For my third co-op, I’m working as the Humanize not Militarize intern in the Chicago office of the American Friends Service Committee (AFSC). AFSC, “a Quaker organization that promotes lasting peace with justice…nurtur[ing] the seeds of change and respect for human life that transform social relations and systems,” has tons of national and international offices and programs, including a couple of separate programs run out of the Chicago office, and I’m working specifically under the umbrella of the Wage Peace campaign. My primary role is to provide project support for Humanize not Militarize, a traveling poster exhibit and youth film festival that examine the effects of militarism at both the foreign and domestic policy levels. Though it has many components, the project, broadly, asks one crucial question: how do we demilitarize society?
Because Humanize not Militarize has such a wide focus, I get to do a variety of tasks covering a broad scope of issues. Recently, I’ve been working on writing and designing a small booklet–what you’d call a zine if you weren’t working at a hundred year old Nobel Peace Prize-winning nonprofit–that explores the history and current focal points of the four main issues explored in the poster exhibit, linking policy agendas to an understanding of militarism. Those four main issues–policing, prisons, war, and borders–are nowhere near separate from each other, and the booklet I’m in the process of finishing makes a point to emphasize that.
Outside of the office, my coworkers and I attend various rallies and marches in downtown Chicago every week, and sometimes multiple times per week. Tonight, I went to the Chicago Teachers Union’s rally in Grant Park. Earlier today, I went to a press conference organized by Faith in Public Life urging Gov. Rauner to welcome Syrian refugees, reversing his earlier statement to make refugee resettlement harder at every turn. My boss (or really, my boss’s boss), Rabbi Brant Rosen, along with faith leaders from across the city, gave statements explaining why their faith traditions implore them to support refugees wherever and whenever possible.
It’s refreshing to work in a place with firmly-held and explicitly-stated beliefs. The most rewarding part of my co-op so far, however, has been working with 13 and 14 year old “gap year” students from Village Leadership Academy who are interning with Wage Peace three mornings a week. They work with us from nine to noon on Tuesdays, Wednesdays, and Thursdays, in an intermediary program between 8th and 9th grade–it’s a little like they’re on co-op too. Lately, we together developed a “militarism scavenger hunt” throughout downtown Chicago to add to the Humanize not Militarize curriculum, read portions of Against All Odds: Voices of Popular Struggle in Iraq, and did a brief photoshop tutorial to prepare them to design solidarity posters in the wake of Spike Lee’s controversial “Chi-Raq.”
In October, we took some of the exhibit posters to a press conference outside of U.S. Immigration and Customs Enforcement’s Chicago headquarters, which, incidentally, is three blocks from the office and right where I get off the train every morning.
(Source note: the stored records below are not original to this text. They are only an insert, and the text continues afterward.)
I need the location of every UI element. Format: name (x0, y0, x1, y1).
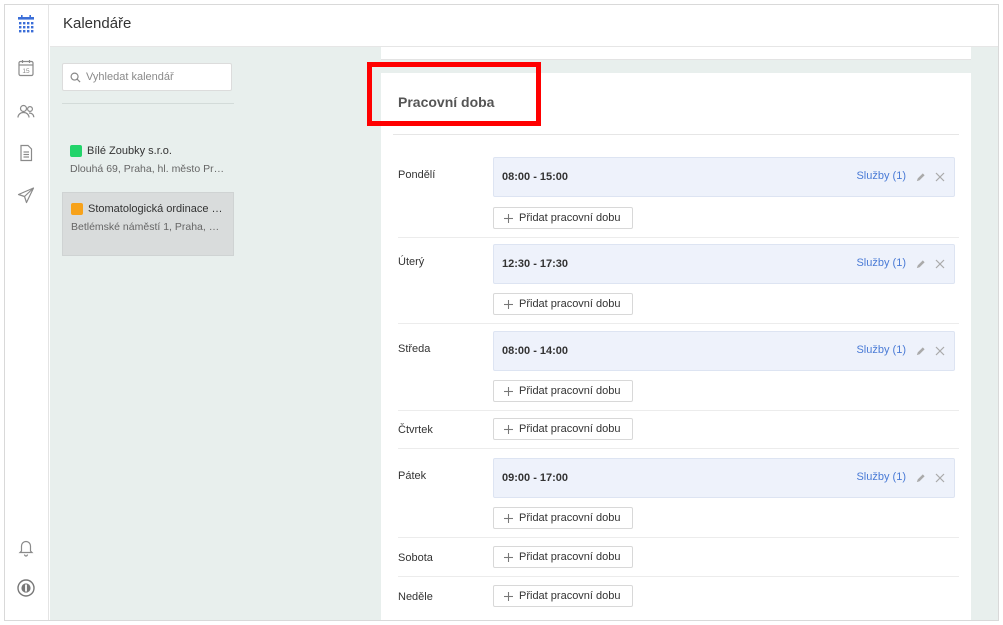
calendar-address: Betlémské náměstí 1, Praha, hl. město Pr… (71, 221, 225, 233)
add-working-hours-button[interactable]: Přidat pracovní dobu (493, 418, 633, 440)
day-divider (398, 410, 959, 411)
card-divider (393, 134, 959, 135)
plus-icon (504, 552, 513, 562)
account-icon[interactable] (11, 573, 41, 603)
plus-icon (504, 513, 513, 523)
day-label: Pondělí (398, 169, 436, 181)
day-label: Pátek (398, 470, 427, 482)
plus-icon (504, 299, 513, 309)
close-icon[interactable] (934, 344, 946, 358)
main-content: Pracovní doba Pondělí 08:00 - 15:00 Služ… (377, 47, 998, 620)
close-icon[interactable] (934, 471, 946, 485)
plus-icon (504, 591, 513, 601)
highlight-annotation (367, 62, 541, 126)
calendar-search-box[interactable] (62, 63, 232, 91)
services-link[interactable]: Služby (1) (856, 257, 906, 269)
pencil-icon[interactable] (914, 170, 926, 184)
add-working-hours-button[interactable]: Přidat pracovní dobu (493, 293, 633, 315)
slot-time: 08:00 - 15:00 (502, 171, 569, 183)
add-working-hours-label: Přidat pracovní dobu (519, 512, 621, 524)
slot-time: 09:00 - 17:00 (502, 472, 569, 484)
working-hours-card: Pracovní doba Pondělí 08:00 - 15:00 Služ… (381, 73, 971, 620)
plus-icon (504, 424, 513, 434)
day-divider (398, 448, 959, 449)
add-working-hours-label: Přidat pracovní dobu (519, 423, 621, 435)
users-icon[interactable] (11, 96, 41, 126)
time-slot[interactable]: 12:30 - 17:30 Služby (1) (493, 244, 955, 284)
plus-icon (504, 386, 513, 396)
icon-rail: 15 (5, 5, 49, 620)
day-label: Čtvrtek (398, 424, 433, 436)
day-label: Úterý (398, 256, 425, 268)
calendar-day-icon[interactable]: 15 (11, 53, 41, 83)
top-header: Kalendáře (50, 5, 998, 47)
slot-time: 12:30 - 17:30 (502, 258, 569, 270)
day-divider (398, 576, 959, 577)
services-link[interactable]: Služby (1) (856, 471, 906, 483)
day-divider (398, 237, 959, 238)
add-working-hours-label: Přidat pracovní dobu (519, 551, 621, 563)
add-working-hours-button[interactable]: Přidat pracovní dobu (493, 585, 633, 607)
calendar-color-swatch (71, 203, 83, 215)
close-icon[interactable] (934, 257, 946, 271)
time-slot[interactable]: 08:00 - 15:00 Služby (1) (493, 157, 955, 197)
search-icon (70, 72, 81, 83)
panel-divider (62, 103, 234, 104)
previous-card-edge (381, 47, 971, 60)
bell-icon[interactable] (11, 532, 41, 562)
day-divider (398, 537, 959, 538)
calendar-name: Stomatologická ordinace MUDr. (88, 203, 225, 215)
pencil-icon[interactable] (914, 344, 926, 358)
add-working-hours-button[interactable]: Přidat pracovní dobu (493, 207, 633, 229)
calendar-item-selected[interactable]: Stomatologická ordinace MUDr. Betlémské … (62, 192, 234, 256)
add-working-hours-label: Přidat pracovní dobu (519, 385, 621, 397)
services-link[interactable]: Služby (1) (856, 344, 906, 356)
day-divider (398, 323, 959, 324)
day-label: Sobota (398, 552, 433, 564)
calendar-day-number: 15 (22, 68, 30, 75)
time-slot[interactable]: 09:00 - 17:00 Služby (1) (493, 458, 955, 498)
pencil-icon[interactable] (914, 471, 926, 485)
close-icon[interactable] (934, 170, 946, 184)
services-link[interactable]: Služby (1) (856, 170, 906, 182)
calendar-grid-icon[interactable] (11, 9, 41, 39)
pencil-icon[interactable] (914, 257, 926, 271)
add-working-hours-button[interactable]: Přidat pracovní dobu (493, 546, 633, 568)
send-icon[interactable] (11, 180, 41, 210)
add-working-hours-label: Přidat pracovní dobu (519, 298, 621, 310)
calendar-address: Dlouhá 69, Praha, hl. město Praha (70, 163, 226, 175)
calendar-color-swatch (70, 145, 82, 157)
add-working-hours-label: Přidat pracovní dobu (519, 590, 621, 602)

My fellow (though much younger) interns Jakya and Alex’s reflections on the experience, and acute insight into the human side of immigration debates, made for great conversation afterwards. It’s not the global scope of AFSC’s advocacy that makes showing up to work every day exciting, though that’s nice too, but working with young people who are already incredibly insightful and dedicated to justice. I get mass emails every day outlining high-profile places where AFSC’s work is being covered, like this piece in The Nation, but overall, I’ve come to realize that while mission does matter, often it’s the interpersonal character of organizations that drives people to work hard and provide support for their peers. As I return to Antioch in the winter, I’ll make sure not to forget the people I’ve met in Chicago and the crucial work they continue to support.